Classroom safety has become a major talking point this year, as a recent report by the Oregon Education Association, highlighted a trend of students exhibiting increasingly abusive and dangerous behaviors, from screaming, threatening and use of profanity, to spitting, kicking, overturning desks and brandishing scissors as a weapon.
This week, Oregon lawmakers passed new legislation they hope will help give teachers the tools they need to make classrooms safer. Senate Bill 963, which passed in the House Wednesday and now heads to the governor’s desk for her signature, updates state laws around restraining and removing disruptive students from classrooms.
One of the bill’s chief sponsors, Rep. Susan McLain, of Forest Grove, said: “I have heard countless stories from teachers about kids running out into the street, throwing chairs and getting into physical fights, and those teachers being unable to intervene in any real way. With this legislation, we can make sure our classrooms are safe and our teachers are well equipped to do their jobs.”
In 2011, the Oregon Legislature passed legislation limiting the use of restraint and seclusion of students within schools and youth services. While the legislation worked to provide protections for students, it created ambiguity in the law for educators and administrators about how and when disruptive students could be removed from a classroom. Under current law, educators are not able to physically intervene if a student engages in activities that could be dangerous for them or other students.
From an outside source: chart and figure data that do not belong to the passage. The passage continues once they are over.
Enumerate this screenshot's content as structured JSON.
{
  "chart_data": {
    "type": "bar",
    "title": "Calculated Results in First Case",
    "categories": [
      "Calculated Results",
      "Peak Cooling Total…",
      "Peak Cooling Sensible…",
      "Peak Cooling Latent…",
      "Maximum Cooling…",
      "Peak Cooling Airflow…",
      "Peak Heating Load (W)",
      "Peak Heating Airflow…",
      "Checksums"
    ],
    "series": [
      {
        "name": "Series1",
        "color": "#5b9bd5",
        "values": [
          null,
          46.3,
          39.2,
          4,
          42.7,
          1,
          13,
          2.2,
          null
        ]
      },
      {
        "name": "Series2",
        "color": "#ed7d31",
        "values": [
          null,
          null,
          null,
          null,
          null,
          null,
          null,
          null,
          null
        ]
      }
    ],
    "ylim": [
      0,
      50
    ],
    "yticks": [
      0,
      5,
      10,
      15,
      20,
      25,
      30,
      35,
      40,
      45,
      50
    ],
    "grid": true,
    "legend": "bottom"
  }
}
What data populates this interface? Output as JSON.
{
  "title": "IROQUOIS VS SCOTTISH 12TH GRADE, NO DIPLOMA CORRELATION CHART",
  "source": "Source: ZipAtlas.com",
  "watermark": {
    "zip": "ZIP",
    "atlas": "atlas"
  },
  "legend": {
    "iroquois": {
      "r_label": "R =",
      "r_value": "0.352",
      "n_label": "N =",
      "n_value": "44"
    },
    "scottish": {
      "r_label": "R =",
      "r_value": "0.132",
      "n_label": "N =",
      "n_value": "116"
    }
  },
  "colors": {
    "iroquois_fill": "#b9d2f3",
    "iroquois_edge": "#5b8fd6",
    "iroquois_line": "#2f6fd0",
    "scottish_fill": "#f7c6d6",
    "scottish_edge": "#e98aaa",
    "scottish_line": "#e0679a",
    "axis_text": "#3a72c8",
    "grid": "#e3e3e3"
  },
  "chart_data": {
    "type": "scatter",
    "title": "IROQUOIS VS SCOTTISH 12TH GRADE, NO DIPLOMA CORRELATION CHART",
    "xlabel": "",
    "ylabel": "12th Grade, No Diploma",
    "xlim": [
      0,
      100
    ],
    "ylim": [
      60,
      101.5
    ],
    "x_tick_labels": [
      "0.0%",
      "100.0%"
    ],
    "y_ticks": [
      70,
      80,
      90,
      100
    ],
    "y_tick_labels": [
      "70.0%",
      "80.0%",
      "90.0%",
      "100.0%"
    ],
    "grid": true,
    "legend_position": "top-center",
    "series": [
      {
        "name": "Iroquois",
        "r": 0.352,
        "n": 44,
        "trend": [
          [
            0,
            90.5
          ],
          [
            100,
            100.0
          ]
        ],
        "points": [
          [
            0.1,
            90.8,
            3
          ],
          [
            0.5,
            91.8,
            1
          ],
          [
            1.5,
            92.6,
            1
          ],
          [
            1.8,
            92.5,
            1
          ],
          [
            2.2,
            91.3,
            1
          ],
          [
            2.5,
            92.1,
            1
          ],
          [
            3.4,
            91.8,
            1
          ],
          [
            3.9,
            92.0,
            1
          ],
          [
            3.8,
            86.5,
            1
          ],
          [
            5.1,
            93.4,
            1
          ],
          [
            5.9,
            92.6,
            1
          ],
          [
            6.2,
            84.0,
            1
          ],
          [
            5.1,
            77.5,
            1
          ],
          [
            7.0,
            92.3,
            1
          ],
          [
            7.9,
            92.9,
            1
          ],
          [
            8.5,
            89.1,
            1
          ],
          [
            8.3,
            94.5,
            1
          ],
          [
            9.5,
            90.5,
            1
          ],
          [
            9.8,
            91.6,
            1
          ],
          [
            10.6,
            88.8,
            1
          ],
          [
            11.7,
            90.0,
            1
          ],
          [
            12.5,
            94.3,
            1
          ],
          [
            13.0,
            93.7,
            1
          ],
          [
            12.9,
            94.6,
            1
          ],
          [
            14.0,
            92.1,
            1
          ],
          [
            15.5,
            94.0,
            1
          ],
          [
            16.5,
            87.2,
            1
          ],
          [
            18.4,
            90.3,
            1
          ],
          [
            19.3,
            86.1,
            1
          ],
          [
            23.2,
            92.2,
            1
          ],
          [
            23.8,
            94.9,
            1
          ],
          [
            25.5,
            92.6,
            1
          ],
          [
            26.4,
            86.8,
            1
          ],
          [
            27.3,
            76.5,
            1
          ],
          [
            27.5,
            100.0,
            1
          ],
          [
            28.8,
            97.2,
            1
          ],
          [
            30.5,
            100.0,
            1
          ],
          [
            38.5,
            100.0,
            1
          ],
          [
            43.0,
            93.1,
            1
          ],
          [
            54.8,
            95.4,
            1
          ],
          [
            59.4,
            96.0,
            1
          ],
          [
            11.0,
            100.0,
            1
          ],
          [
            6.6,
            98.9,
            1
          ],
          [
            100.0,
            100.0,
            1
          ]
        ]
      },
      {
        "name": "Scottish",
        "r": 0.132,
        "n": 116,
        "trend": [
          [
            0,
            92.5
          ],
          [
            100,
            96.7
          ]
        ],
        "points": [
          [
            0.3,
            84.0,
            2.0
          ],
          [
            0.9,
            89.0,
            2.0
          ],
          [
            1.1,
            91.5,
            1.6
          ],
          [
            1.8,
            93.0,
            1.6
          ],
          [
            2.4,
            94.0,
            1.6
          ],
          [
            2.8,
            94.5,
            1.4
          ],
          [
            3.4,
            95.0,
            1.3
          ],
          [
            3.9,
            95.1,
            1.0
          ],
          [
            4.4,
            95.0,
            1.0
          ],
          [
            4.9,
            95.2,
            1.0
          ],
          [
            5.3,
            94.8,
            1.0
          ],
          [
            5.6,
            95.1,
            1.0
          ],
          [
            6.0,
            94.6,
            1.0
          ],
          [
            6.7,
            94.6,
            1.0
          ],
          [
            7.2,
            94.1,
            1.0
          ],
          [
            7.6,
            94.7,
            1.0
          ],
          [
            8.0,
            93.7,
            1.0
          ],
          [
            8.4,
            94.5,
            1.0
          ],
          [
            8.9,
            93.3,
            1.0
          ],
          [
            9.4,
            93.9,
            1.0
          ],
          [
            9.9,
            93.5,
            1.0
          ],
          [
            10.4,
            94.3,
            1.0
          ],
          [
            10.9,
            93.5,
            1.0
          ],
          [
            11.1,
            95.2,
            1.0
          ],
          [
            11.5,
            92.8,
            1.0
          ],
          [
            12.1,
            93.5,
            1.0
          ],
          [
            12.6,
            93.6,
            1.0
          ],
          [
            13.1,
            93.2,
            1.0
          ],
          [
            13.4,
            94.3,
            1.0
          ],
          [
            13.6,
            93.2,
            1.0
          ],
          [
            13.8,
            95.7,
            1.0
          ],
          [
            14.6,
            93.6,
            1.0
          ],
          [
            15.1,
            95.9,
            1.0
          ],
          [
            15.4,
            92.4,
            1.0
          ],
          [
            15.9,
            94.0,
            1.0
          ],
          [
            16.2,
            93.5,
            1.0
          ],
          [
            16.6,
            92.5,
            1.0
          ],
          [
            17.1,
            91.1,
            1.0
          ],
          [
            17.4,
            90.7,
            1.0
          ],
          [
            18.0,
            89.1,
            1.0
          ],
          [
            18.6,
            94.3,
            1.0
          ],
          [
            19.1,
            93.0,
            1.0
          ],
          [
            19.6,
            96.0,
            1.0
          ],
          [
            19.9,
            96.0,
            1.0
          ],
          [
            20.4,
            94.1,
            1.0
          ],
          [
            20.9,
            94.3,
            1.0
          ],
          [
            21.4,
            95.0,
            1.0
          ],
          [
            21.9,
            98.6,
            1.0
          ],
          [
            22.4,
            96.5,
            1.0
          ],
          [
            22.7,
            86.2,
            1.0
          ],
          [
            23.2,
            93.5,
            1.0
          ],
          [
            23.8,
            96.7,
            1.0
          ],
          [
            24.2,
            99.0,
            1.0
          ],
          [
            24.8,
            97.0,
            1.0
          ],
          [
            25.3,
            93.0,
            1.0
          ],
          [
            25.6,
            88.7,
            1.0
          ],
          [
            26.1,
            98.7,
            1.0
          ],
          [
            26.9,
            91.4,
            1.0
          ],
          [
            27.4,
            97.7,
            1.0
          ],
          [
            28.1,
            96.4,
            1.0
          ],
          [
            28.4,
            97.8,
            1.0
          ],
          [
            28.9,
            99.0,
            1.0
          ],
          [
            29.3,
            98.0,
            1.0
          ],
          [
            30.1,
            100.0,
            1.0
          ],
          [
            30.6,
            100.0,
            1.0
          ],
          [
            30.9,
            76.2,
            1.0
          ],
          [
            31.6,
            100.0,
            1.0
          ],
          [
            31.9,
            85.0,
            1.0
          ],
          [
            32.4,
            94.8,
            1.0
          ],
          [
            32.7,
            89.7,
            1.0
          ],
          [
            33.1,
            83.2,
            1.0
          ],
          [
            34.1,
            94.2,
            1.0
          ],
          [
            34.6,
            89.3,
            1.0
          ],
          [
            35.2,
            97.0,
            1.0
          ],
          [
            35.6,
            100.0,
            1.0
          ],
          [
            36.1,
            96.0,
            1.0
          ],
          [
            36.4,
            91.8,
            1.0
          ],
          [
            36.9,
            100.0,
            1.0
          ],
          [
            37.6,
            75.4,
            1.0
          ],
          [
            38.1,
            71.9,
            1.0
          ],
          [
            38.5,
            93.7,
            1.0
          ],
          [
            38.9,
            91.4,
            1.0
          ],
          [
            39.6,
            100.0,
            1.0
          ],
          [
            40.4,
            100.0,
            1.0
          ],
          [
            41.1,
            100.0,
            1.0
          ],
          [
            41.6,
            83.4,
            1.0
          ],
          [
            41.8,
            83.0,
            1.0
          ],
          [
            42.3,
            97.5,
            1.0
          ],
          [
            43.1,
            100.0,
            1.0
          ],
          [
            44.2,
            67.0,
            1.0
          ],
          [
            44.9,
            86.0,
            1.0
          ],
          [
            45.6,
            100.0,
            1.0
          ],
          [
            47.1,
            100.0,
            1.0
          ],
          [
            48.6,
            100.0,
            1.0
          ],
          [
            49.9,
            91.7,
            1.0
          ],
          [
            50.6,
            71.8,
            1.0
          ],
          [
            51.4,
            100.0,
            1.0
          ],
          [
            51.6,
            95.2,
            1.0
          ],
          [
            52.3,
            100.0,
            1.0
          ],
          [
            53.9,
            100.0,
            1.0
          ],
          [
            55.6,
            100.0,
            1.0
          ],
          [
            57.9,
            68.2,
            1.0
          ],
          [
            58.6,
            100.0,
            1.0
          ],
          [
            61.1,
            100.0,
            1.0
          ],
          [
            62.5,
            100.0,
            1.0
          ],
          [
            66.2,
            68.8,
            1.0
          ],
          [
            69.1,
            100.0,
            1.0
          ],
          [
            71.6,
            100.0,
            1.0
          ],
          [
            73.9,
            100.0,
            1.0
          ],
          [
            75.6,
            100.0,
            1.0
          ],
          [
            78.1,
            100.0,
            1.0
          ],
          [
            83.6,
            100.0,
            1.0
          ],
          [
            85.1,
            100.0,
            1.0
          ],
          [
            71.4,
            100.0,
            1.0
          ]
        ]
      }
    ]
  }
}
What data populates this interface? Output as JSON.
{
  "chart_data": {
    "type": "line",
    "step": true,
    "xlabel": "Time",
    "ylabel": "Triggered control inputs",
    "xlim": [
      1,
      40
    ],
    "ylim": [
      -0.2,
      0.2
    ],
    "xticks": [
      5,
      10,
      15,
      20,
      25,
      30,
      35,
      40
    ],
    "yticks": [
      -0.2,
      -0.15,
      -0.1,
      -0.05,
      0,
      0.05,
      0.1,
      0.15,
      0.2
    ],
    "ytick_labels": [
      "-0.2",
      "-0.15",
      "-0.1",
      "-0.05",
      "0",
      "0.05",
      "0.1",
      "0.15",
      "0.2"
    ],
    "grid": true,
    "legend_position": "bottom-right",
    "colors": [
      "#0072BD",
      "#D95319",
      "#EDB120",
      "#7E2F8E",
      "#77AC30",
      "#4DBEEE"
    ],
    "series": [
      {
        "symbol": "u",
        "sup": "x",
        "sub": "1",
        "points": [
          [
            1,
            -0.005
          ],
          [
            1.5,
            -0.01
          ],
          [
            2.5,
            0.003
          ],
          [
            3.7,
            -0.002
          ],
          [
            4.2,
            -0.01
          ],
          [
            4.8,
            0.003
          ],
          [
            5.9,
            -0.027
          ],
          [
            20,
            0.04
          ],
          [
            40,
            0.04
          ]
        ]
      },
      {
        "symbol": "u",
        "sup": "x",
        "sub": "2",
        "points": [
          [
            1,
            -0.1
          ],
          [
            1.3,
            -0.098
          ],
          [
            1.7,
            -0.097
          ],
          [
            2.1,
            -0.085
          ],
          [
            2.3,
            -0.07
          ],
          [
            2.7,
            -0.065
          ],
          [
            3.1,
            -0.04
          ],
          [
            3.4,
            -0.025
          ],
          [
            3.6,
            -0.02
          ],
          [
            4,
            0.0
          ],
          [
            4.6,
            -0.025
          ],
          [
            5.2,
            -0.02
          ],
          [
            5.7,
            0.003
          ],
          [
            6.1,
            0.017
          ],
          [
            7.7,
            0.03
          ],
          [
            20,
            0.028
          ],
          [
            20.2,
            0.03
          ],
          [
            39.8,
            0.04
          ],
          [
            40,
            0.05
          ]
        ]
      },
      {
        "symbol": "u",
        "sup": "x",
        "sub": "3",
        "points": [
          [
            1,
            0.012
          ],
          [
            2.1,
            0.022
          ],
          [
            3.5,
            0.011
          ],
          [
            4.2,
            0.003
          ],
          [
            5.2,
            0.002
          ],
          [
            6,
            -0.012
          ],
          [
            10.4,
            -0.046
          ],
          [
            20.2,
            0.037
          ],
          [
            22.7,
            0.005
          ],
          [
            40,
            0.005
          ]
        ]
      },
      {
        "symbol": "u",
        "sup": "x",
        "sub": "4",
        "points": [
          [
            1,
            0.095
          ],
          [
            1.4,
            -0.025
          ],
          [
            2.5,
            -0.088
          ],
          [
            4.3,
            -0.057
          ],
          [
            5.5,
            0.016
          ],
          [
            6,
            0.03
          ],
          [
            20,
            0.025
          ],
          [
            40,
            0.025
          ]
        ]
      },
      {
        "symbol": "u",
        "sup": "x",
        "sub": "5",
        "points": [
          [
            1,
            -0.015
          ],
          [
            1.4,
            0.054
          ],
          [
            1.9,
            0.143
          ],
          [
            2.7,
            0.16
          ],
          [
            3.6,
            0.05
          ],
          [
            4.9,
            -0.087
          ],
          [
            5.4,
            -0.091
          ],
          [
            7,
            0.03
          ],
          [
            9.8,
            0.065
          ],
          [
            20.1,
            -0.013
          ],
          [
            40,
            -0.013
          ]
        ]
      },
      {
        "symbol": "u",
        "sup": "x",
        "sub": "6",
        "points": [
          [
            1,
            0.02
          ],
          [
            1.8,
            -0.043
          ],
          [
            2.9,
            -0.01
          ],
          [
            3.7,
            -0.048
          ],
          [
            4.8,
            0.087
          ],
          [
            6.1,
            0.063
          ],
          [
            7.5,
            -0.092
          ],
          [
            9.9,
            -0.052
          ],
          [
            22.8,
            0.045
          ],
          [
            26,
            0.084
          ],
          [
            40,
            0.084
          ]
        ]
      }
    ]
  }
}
SB 963 clarifies how students can be restrained when they are engaged in dangerous behaviors for themselves or others, prohibits certain types of restraints that can be unsafe, and requires districts to improve reporting when incidents do occur. The Oregon Department of Education would be responsible for holding districts accountable.
In Canby, a recent behavior report prepared by district staff and presented to the school board indicated that office disciplinary referrals at the grade school level are much higher at this point in time in 2018 and 2019 than they were in previous years: 88 this year and 84 last year.
In the previous three years before that, there had been only 93 disciplinary referrals, combined, at this point in the school year.
District Communications Coordinator Autumn Foster said there have also been 21 incidents reported so far this year involving physical contact from a student to a staff member, though HIPAA and other regulations require that the details of these incidents be kept confidential.
On the flip side, last month’s report by the district indicated that disciplinary incidents at the high school level were the lowest they’ve been in five years, with only 351 being reported so far, down from 562 at this point last year.